McCain dodged the question, talking about a “transcendent evil,” not about whether we’ve inadvertently helped those who wish to commit acts of “transcendent evil.” But Stewart’s point is incontrovertible — Bush administration policies have helped al Qaeda raise money and recruit new members.

What does the right have to say to that? "Eh, who cares!"

As to whether Bush is a recruiting tool for terrorists — who cares? Al Qaeda was recruiting before Bush was in office and they will continue to do so after he’s gone. The important thing is that we keep killing those recruits. Eventually, one side will give up. And if Obama wins in November, we know which side that will be.

That, my darlings, was the Weekly Standard, the very voice of the conservatives, informing the American public that nobody should care if our government's policies is pouring gasoline on al Qaeda's fires, because we can just kill all the recruits.

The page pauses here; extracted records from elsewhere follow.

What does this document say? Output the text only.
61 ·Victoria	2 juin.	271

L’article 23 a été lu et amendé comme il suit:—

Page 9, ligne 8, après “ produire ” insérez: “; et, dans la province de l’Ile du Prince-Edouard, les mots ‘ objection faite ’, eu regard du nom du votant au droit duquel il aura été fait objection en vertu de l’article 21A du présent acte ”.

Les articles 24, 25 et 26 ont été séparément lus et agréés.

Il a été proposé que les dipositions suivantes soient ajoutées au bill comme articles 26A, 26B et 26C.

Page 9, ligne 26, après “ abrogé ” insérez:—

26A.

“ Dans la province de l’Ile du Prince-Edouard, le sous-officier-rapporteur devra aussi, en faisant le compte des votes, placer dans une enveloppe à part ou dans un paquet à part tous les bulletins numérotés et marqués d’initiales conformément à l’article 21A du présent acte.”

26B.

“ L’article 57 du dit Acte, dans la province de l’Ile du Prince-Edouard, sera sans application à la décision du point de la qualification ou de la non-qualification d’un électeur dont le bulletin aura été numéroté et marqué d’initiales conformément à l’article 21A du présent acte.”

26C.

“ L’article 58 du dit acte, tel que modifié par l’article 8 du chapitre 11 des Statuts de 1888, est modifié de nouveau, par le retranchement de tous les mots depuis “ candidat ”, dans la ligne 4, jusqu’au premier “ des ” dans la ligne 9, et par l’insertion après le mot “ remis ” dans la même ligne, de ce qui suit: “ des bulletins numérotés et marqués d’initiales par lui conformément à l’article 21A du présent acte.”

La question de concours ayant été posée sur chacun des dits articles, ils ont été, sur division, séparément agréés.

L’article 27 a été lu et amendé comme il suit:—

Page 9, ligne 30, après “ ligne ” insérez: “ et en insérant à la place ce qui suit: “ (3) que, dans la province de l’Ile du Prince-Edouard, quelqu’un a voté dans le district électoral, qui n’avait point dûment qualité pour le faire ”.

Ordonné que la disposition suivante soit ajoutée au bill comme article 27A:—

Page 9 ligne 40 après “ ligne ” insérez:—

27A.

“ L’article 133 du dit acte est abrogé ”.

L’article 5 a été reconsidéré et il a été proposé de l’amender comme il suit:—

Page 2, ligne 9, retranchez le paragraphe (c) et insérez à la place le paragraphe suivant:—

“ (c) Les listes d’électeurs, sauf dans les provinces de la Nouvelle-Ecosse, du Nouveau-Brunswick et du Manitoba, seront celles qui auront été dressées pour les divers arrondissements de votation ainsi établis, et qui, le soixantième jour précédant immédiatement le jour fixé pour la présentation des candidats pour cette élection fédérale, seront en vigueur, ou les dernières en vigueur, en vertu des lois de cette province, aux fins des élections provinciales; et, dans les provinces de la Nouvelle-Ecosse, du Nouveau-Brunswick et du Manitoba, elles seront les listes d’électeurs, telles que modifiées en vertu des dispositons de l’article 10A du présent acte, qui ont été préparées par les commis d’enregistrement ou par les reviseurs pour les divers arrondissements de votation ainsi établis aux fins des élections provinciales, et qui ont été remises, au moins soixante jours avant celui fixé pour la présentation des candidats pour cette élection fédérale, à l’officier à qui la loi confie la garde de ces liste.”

Obama won't keep pouring gasoline, and that somehow means he'll let the terrorists win.

These fucking... these stupid motherfucking... they take my breath away. How fucking retarded do you have to be to think that you can simply keep killing your way to happiness and freedom for all?

I have news for Michael "Dumbshit" Goldfarb over at the Weekly Standard, there: we will never be able to kill enough of them to win. NEVER. We cannot afford to keep killing an endless stream of terrorists. This is the kind of myth that destroys empires, you stupid fucking piece of neocon shit. Read fucking history. Read up on insurgencies. Try to absorb some of that history into your little pea brain and tell me again that we are going to win against al Qaeda by helping them recruit new terrorists we then have to hunt down and kill.

Nitwit.

Somebody grab me a bottle. I'm shaking too hard to get it myself.

1 comment:

  1. "The important thing is that we keep killing those recruits. Eventually, one side will give up."

    Cough... sputter... cough... WHAT?!!! Certain branches of Islam are still pissed off over stuff that happened in the 1300's! I guess they're the perfect Eastasia.